第四話 それぞれの印象
顔合わせ後の話です。
パーティーメンバーから見たそれぞれの視点です。
メイは王城の廊下を歩きながらパーティーメンバーについて考えていた。
ダンとセリカが選抜されたのはわかる。王宮でも有名で、その実力の噂は研究室に引きこもっている私でも聞いたことがある。
あのむかつくガルドという男や神官のエレナと名乗った女もそれなりの実力はあるのだろう。
だけど、あの勇者のアルカ。あれはわからない。神に選定されたらしいけど、何であれが勇者として選定されたのか理解できない。
「別にあの勇者が使えなくても問題ないわ。私が魔王を倒せばいい話。そして、あいつらに私を認めさせてやるんだから!」
「おう、ダン。顔合わせはどうだった?」
帰って来て早々、同僚から興味津々で尋ねられた。
緊張していたので素っ気ない態度になってしまったと後悔し、反省した。
「勇者に会ったんだろう?」
「あぁ」
よくわからなかった。聞いていた通り、白髪に赤い目と変わった容姿だったが、魔王を倒せそうには見えなかった。
ガルドという男は気に食わないが、高い実力を持つのはわかった。
メイ殿やセリカ殿の噂は聞いているし、その地位が実力を示している。
エレナという女性は神殿から来たのだからそれなりの実力を持つのだろう。あの様子では不安だが。
「あれ?もう顔合わせは終わったのか?」
「はい」
帰って来た先輩が話しかけてきた。
「そうか。まぁ、頑張れよ。期待してるぞ」
「はい、期待に添えられるように頑張ります!」
問題ない。あの勇者が弱くても僕の剣技で斬ればいいだけの話だ。
「はぁ〜…、魔王討伐って聞いてたが、子供じゃねぇか。メイとダンと名乗った奴らは駄目だな。実力があるだけだ。エレナという女も論外。セリカという女はかなりの実力者だが…。問題はあの勇者だ」
ガルドは粗暴に振る舞っていたが、しっかりとパーティーメンバーの実力を見極めていた。
だが、あの勇者だけは読めなかった。そんなことは初めてだった。実力差があったとしても自分より強いぐらいはわかる。だけど、まったく読めなかったのだ。それが何を示しているのか…。
「実力差がありすぎるのか?それとも…」
実力を隠してる?
ぞっと背筋が粟立った。
「実力を読ませない領域にいるってことか?」
ありえないと思う。信じられないし、信じたくない。だが、もしその予想が当たった場合、あの勇者は魔王を倒せるかもしれない。だから、神に選定されたのではないか?
そうであってほしいと、そうであってほしくないと相反する気持ちが両立する。
「勇者か…。思った以上に化け物らしいな」
にやりと笑みを浮かべた。
エレナはアルカさんに送ってもらい、神殿の中の自室に戻る途中で司祭様に会った。
「顔合わせはどうでした?」
「無事終わりました。

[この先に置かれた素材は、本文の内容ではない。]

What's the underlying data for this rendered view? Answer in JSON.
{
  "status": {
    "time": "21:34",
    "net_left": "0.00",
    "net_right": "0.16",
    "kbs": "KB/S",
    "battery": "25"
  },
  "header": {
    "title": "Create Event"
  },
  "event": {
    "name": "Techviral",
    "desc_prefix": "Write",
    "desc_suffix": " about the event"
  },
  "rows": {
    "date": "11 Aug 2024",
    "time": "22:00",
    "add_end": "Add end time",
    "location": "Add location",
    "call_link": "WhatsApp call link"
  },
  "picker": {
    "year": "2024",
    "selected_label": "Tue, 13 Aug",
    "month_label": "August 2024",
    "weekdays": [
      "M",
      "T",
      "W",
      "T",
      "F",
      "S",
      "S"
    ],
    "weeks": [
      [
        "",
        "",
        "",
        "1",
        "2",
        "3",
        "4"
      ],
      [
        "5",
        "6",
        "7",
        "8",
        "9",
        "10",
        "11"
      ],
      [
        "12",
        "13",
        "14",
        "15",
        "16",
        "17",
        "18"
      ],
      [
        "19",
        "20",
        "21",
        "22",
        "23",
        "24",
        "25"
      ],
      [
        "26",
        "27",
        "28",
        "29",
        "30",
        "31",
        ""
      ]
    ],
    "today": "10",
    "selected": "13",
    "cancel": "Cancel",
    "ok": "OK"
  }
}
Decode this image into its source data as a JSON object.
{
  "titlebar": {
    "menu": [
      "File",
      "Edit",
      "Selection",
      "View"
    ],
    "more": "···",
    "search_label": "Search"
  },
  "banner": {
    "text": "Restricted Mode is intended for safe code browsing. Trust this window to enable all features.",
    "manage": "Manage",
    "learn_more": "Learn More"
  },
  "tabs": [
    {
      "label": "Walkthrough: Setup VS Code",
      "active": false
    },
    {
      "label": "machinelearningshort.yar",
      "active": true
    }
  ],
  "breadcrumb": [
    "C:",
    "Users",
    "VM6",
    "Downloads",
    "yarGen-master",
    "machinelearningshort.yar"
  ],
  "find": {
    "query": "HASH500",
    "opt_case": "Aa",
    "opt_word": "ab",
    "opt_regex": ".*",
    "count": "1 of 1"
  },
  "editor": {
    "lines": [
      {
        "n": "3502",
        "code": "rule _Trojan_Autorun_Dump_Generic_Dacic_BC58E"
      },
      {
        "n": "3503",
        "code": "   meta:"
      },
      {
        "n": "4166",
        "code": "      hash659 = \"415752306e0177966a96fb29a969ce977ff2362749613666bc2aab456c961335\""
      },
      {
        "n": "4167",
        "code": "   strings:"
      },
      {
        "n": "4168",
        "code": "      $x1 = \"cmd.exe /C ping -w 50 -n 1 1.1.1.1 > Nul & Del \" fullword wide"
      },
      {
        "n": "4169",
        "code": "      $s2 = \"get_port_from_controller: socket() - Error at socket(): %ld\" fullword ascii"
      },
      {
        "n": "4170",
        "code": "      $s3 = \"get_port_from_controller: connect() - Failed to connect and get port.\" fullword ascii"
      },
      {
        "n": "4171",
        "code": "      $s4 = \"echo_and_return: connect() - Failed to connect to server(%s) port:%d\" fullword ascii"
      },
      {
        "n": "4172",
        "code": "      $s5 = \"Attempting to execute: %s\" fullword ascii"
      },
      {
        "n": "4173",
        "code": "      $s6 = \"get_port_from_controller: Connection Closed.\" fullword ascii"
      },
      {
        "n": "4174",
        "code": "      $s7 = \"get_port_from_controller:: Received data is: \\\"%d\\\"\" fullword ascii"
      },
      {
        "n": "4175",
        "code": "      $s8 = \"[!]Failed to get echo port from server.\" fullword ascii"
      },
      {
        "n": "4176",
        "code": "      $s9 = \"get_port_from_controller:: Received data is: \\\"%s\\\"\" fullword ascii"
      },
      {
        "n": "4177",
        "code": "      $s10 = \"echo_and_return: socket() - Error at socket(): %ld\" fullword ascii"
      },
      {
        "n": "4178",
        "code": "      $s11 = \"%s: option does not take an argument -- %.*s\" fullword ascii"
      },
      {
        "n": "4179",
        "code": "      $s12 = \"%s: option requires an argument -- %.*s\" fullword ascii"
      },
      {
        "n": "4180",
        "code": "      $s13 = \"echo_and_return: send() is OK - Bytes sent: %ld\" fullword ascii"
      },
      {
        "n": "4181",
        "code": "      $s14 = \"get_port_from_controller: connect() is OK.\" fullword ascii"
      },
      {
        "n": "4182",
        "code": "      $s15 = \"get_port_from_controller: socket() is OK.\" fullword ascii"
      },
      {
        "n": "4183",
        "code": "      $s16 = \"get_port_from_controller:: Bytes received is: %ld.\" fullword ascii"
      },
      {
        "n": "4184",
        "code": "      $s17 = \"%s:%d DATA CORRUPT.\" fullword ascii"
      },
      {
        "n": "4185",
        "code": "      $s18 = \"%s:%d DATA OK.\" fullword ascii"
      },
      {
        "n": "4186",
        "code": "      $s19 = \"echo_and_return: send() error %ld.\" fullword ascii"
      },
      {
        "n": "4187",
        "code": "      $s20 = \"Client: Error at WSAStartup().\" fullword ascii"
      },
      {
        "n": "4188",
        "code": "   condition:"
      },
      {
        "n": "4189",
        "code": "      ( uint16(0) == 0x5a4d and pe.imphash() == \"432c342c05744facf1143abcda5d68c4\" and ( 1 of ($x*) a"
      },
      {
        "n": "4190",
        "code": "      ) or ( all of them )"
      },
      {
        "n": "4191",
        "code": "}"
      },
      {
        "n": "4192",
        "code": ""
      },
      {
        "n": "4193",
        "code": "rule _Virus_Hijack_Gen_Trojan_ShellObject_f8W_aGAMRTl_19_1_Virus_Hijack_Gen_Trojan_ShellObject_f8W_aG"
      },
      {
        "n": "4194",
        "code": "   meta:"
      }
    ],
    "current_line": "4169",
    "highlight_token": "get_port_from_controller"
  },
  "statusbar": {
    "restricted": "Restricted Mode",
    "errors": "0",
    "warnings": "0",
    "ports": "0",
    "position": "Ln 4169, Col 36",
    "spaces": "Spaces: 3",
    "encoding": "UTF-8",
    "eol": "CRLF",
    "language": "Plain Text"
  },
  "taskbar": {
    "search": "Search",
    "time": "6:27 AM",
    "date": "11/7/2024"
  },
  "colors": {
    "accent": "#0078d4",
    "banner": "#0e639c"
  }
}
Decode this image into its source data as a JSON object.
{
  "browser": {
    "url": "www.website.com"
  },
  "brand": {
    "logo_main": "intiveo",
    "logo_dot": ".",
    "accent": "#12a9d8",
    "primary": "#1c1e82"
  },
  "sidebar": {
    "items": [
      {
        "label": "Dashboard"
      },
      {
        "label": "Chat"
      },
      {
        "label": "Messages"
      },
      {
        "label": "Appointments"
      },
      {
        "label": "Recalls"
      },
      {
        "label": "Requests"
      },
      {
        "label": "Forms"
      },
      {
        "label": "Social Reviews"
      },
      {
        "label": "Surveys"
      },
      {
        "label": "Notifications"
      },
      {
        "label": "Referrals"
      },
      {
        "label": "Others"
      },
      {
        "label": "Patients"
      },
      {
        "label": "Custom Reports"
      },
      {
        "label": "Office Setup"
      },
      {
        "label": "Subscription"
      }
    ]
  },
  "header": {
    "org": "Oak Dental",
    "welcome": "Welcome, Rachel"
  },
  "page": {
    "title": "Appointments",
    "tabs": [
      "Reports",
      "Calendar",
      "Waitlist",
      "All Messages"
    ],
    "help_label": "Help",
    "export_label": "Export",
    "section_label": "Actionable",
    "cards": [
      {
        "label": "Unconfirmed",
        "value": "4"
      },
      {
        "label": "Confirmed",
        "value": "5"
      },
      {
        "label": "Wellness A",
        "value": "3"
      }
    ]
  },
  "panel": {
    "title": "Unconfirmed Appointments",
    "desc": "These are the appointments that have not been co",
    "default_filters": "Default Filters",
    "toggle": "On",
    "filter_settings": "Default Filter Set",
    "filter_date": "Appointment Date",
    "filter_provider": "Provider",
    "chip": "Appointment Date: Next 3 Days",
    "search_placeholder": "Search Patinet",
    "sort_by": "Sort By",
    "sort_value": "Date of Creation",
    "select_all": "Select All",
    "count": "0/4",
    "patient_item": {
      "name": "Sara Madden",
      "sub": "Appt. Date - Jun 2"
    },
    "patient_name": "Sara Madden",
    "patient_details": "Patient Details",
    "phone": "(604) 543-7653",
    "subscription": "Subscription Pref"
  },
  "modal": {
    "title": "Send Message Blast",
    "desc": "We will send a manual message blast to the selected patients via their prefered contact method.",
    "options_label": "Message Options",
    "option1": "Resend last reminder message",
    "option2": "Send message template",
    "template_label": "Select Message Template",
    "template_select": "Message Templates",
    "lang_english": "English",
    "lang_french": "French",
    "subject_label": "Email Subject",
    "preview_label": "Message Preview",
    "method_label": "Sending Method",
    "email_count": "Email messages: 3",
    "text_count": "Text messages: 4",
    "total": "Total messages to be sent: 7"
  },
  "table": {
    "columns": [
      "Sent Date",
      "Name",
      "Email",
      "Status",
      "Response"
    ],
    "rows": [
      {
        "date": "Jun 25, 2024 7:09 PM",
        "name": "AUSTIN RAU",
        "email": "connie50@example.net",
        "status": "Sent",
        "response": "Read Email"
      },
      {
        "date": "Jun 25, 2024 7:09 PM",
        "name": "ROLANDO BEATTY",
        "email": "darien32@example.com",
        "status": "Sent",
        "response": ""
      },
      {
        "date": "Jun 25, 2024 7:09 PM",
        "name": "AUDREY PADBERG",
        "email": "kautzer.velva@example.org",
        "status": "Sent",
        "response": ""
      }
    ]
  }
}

みんな強そうな人でした」
「勇者はどうでしたか?」
「優しい人で、いろんなことを教えてもらいました。すごく物知りでセリカさんと薬草について盛り上がってたんですよ」
「それはすごいですね」
「ただ…」
気になることがあった。
「ただ?」
「あっ、いえ…、その…、あまり空気が良くなかったんです。みんな個性的な人達ばかりで…仲良くなるには時間がかかりそうです」
「そうですか」
ただ、勇者のアルカさんは不思議な人でした。何かこう…、食い違っているような…、ちぐはぐで…、そう何かがずれているように感じました。
こんな感じで魔王討伐なんて本当に大丈夫なんでしょうか?
でも私、アルカさんの役に立てるように頑張りますから!
「……よくわからなかった…」
こんなことは初めてだ。
セリカは初めての経験に戸惑っていた。
いつもならある程度は実力が読めるはずだ。実際、他のパーティーメンバーの実力は大体把握した。
ガルドは粗暴に見えて隙がなく、かなりの実力者であるとわかった。
ダンは若く、未熟の一言に尽きる。逆を言えば伸び代があるということだ。
メイは迷走しているように思える。周りに気を使って、自分を見失っているように感じた。
エレナは治癒魔法の随一の使い手だと聞いているが、世間知らずでこれからが不安だ。
だけど、あの勇者はいろいろとおかしかった。年齢に似合わず、聡明で博学だった。外面と内面がアンバランスだったと思う。
「あれが神に選定された勇者か…」
これからの旅で見極めればいいか。